In a more perfect union, where the majority does rule, the rights of the minority should be honored.  But since we don’t live in a utopian state where consensus is always possible, where does that leave us?

I never felt good about banning abortion from class discussions.  But I sometimes want to do the same thing in the discussions that are taking place in the public arena.  Even though the people at the extremes are in a small minority, they seem to have the loudest voices, and because they get their information from the most biased media sites, the cacophony they create takes me back to the day a single student with a loud voice held my class hostage for ten minutes.

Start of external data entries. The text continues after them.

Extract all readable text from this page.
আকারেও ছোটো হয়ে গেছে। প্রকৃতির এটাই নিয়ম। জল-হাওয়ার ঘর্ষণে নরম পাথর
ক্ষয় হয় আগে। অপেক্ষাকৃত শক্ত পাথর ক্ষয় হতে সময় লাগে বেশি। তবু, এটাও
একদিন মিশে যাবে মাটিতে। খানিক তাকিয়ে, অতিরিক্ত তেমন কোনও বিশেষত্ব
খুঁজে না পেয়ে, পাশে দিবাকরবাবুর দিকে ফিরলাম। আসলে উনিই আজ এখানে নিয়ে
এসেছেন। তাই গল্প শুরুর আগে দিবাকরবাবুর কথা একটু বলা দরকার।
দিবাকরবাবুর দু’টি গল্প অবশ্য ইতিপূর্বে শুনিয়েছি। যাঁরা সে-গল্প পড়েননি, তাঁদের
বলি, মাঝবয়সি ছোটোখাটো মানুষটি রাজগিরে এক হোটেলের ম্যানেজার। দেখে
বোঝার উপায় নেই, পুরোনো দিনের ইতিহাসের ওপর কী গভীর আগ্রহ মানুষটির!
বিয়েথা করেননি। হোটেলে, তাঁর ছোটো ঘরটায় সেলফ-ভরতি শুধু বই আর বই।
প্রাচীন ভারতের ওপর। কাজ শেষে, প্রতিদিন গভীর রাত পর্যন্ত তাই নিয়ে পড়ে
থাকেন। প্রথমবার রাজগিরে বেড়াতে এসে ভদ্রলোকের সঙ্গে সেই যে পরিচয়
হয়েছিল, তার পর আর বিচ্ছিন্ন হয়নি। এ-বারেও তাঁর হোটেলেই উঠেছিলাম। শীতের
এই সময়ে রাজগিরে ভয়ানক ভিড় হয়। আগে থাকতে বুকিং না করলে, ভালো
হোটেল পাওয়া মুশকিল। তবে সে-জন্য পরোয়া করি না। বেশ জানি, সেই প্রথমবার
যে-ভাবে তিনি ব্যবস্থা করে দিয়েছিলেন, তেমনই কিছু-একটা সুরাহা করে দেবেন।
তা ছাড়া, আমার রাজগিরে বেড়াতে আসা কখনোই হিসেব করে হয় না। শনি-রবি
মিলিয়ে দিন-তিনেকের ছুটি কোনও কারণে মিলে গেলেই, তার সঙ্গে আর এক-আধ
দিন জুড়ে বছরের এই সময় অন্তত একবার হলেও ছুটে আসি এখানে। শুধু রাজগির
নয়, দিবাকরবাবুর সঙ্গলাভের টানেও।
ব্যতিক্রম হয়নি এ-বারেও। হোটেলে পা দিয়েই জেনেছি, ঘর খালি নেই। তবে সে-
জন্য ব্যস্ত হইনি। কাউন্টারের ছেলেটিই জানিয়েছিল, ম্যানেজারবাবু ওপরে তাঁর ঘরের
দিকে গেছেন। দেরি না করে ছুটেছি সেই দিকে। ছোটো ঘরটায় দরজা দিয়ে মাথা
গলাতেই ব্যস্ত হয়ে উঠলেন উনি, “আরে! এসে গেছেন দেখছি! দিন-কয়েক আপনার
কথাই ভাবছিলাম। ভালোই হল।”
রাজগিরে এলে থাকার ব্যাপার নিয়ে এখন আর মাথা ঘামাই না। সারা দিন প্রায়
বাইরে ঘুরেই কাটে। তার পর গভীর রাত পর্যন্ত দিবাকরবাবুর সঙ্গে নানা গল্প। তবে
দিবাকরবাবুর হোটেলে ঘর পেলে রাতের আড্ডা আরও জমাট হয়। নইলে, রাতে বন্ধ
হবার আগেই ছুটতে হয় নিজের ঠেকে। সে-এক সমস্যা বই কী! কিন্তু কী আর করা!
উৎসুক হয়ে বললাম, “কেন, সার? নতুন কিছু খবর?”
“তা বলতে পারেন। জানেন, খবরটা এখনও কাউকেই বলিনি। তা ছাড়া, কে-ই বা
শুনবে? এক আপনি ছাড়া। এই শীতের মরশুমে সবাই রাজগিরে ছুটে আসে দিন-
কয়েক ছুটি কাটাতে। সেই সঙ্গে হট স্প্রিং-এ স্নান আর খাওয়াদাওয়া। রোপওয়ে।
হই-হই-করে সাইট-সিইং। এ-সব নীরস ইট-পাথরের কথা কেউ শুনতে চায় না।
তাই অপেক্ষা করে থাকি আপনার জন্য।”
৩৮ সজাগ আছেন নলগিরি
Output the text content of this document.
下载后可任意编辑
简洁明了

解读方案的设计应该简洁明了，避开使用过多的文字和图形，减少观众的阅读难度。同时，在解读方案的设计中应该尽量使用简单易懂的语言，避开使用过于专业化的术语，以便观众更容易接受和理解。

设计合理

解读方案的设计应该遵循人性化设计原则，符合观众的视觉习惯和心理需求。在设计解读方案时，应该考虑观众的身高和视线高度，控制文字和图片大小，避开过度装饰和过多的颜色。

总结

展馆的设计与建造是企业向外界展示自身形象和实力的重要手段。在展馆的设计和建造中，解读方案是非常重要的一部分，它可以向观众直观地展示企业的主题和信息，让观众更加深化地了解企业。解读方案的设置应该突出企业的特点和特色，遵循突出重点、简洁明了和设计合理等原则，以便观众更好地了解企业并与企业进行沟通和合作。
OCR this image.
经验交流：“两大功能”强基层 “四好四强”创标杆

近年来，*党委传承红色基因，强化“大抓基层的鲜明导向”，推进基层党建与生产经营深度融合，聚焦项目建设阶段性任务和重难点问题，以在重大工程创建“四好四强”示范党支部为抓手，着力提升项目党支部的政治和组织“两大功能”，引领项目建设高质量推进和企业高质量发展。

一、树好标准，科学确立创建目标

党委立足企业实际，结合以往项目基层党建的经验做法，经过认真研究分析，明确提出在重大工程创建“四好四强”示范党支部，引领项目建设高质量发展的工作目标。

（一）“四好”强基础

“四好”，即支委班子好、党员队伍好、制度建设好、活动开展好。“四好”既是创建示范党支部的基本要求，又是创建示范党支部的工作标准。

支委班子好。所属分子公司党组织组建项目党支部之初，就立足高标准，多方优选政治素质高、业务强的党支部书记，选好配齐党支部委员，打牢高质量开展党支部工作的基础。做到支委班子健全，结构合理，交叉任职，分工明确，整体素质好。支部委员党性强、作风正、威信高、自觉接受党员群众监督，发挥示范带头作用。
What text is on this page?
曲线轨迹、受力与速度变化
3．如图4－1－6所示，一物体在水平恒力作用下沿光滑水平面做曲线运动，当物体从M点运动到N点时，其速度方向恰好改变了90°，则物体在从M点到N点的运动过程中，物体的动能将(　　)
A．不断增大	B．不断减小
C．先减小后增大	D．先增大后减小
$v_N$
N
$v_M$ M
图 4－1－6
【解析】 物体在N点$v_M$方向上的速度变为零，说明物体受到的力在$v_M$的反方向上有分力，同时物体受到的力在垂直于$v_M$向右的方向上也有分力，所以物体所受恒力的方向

Right now Roe v. Wade is the best we have.  I was a junior in high school when that decision was made.  I remember well, in the years before, the stories of girls my age who were mutilated or who died at the hands of abortion providers who took their money and destroyed their bodies.

Here is the single lesson I took away from that time:  Wealthy people will take their daughters out of the state or the country to get a safe and legal abortion.  Poor women or girls who are too ashamed to seek help will find a way to have an abortion, even if it may maim or kill them.

Many of the people who protest in front of abortion facilities weren’t born yet when the Supreme Court issued that decision on Roe v. Wade.  A few of them weren’t even an egg in their mothers’ ovaries or a sperm in their fathers’ testicles yet because even their parents hadn’t been born.

Perhaps only when their sisters and daughters and friends die after an abortion in a dirty and dark room will they realize the folly of not having a sensible abortion law.